A l’instar du monde arabe, le Maghreb accuse un retard important dans le développement économique et social en comparaison avec des pays comme la Corée du Sud, la Malaisie et même la Chine, devenue l’atelier du monde. Les Chinois fabriquent les jouets avec lesquels jouent les enfants du monde entier et en Algérie, ils construisent des logements que nous avons désappris à construire.
Aussi, je vais être critique, très critique vis-à-vis de l’Algérie et du Maroc et de leurs élites dirigeantes dont le bilan dans la gestion de l’Etat n’est pas brillant. Quant aux relations entre les deux pays, depuis les indépendances, elles se déclinent en termes de conflits, frontières, trabendo, visa, etc. Il sera évidemment question du Sahara occidental et il est temps de sortir du langage diplomatique pour se dire la vérité en face. La vérité que je vais dire, c’est celle de l’universitaire libre de toute attache politicienne et régionale et qui s’élève au-dessus des ethnocentrismes locaux qui compromettent l’avenir du Maghreb, communauté forte de bientôt 80 millions d’habitants. Le Doyen Moulay Rachid a parlé de la nécessité de restaurer la conscience. Je dirais qu’il faut restaurer la conscience critique dans les pratiques des universitaires et dans la vie quotidienne pour renforcer la culture civique.
Je serai donc critique pour différentes raisons. Tout d’abord, parce que les sciences sociales sont critiques. Toute société, aussi développée soit-elle, accuse un déficit d’humanité que la sociologie, l’histoire, l’anthropologie... pointent pour aider à prendre conscience de ce déficit. Concernant la société maghrébine, ce n’est pas d’un déficit dont elle souffre, c’est d’une faillite mesurée en termes de pauvreté, de chômage, d’inégalités, de hogra... La critique n’est pas l’expression d’un désespoir, elle est liée à l’espérance d’un changement de la situation présente. Le mouvement national au Maghreb avait gagné en pertinence historique parce qu’il était critique du système colonial qu’il a détruit. Mais au lendemain des indépendances, il avait perdu de sa dynamique parce qu’il s’était dévoyé dans le discours apologétique et l’idéalisation de notre passé. L’échec du nationalisme post-indépendance s’explique par son incapacité à critiquer les fondements culturels et idéologiques de la société maghrébine. J’y reviendrai dans la seconde partie.

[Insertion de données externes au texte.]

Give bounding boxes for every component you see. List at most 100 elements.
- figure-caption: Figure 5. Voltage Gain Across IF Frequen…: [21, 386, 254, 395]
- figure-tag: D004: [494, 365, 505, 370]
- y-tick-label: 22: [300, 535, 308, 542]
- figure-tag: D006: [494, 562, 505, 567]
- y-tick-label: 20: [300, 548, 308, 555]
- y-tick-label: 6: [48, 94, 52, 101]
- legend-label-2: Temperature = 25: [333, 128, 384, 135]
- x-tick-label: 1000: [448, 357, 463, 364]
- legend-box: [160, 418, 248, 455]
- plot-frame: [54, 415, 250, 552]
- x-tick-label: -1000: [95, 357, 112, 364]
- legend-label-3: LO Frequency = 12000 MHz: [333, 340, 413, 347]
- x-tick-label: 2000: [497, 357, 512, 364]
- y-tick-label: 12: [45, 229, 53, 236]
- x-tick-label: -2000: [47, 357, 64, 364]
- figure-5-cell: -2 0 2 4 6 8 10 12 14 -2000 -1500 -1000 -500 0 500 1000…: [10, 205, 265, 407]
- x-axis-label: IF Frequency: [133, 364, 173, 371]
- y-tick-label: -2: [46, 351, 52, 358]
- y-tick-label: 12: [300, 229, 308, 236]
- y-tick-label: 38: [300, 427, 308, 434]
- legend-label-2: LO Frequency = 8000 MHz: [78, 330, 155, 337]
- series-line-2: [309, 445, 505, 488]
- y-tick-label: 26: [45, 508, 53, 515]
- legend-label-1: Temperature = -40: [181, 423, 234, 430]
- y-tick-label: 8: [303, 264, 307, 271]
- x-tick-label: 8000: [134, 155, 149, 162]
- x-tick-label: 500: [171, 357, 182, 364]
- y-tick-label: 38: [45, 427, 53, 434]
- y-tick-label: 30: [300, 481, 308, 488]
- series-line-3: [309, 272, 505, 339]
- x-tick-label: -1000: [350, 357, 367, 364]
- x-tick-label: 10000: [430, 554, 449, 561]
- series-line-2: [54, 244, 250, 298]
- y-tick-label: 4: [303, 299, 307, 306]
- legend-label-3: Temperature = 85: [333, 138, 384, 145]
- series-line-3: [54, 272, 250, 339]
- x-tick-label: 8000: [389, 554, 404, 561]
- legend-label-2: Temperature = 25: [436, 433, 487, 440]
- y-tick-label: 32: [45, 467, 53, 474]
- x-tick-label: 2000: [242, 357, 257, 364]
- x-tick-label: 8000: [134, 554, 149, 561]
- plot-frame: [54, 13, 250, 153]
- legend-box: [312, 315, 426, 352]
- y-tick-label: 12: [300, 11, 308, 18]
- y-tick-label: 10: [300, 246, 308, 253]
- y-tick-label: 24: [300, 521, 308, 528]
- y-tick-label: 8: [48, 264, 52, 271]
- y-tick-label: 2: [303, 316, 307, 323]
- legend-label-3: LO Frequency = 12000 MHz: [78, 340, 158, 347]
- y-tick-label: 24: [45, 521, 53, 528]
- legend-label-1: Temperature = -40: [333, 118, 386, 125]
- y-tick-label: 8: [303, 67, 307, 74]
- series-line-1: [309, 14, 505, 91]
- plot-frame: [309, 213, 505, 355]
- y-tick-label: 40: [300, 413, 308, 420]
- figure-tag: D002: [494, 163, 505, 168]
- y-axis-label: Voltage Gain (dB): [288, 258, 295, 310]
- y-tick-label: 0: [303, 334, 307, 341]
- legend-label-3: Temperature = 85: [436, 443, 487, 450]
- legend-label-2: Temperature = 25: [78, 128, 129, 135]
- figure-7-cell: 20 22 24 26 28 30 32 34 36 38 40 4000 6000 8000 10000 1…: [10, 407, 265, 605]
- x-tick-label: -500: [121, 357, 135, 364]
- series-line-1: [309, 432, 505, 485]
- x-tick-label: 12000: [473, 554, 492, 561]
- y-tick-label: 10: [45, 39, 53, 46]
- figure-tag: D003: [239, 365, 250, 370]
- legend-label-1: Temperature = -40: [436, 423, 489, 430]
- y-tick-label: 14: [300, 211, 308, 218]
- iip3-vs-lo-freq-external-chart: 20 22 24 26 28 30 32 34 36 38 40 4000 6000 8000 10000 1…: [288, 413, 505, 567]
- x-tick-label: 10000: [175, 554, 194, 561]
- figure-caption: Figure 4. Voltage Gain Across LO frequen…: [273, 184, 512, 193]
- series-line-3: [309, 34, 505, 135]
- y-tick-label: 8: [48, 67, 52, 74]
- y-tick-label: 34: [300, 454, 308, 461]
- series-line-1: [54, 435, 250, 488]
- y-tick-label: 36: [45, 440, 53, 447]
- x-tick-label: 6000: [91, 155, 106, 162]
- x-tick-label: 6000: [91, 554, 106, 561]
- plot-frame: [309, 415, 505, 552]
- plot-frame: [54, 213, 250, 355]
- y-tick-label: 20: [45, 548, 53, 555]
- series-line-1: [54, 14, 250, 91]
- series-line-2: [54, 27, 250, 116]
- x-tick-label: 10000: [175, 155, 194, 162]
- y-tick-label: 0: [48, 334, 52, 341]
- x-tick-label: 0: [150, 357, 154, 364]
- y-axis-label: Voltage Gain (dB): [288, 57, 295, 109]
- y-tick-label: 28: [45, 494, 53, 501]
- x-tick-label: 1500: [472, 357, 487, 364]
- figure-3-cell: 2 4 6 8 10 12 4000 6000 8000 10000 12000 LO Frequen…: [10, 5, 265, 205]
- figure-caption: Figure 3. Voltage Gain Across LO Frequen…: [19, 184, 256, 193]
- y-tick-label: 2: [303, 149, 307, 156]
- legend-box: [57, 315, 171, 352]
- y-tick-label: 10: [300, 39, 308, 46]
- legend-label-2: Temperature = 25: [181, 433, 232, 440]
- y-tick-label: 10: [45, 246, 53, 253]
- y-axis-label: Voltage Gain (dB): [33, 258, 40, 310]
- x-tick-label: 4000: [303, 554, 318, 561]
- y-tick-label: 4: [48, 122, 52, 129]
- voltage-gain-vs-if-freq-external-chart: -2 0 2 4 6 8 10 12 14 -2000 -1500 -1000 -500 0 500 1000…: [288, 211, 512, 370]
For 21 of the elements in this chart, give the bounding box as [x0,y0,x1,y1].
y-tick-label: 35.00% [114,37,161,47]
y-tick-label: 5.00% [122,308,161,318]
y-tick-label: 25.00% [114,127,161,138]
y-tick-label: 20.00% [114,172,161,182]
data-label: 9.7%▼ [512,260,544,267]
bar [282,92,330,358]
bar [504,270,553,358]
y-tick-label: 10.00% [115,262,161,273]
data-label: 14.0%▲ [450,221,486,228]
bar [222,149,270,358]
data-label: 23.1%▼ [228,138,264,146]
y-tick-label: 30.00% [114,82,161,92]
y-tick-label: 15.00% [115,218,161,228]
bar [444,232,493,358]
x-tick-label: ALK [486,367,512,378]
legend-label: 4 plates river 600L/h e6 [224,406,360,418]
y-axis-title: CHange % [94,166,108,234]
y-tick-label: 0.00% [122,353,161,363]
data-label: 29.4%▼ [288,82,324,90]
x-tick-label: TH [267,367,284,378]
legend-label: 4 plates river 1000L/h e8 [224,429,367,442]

Critiquer ne veut pas dire dénigrer ou attaquer verbalement des personnes. Si je dénigre, ce serait de l’auto-dénigrement, et mon cas relèverait de la psychanalyse. Mon approche critique cherche à contribuer à la prise de conscience pour sortir du sommeil profond dans lequel ont sombré les élites dirigeantes se complaisant dans un nationalisme autant étroit que stérile, dans ce que un grand Maghrébin appelait il y a déjà six siècles les ‘açabiyates.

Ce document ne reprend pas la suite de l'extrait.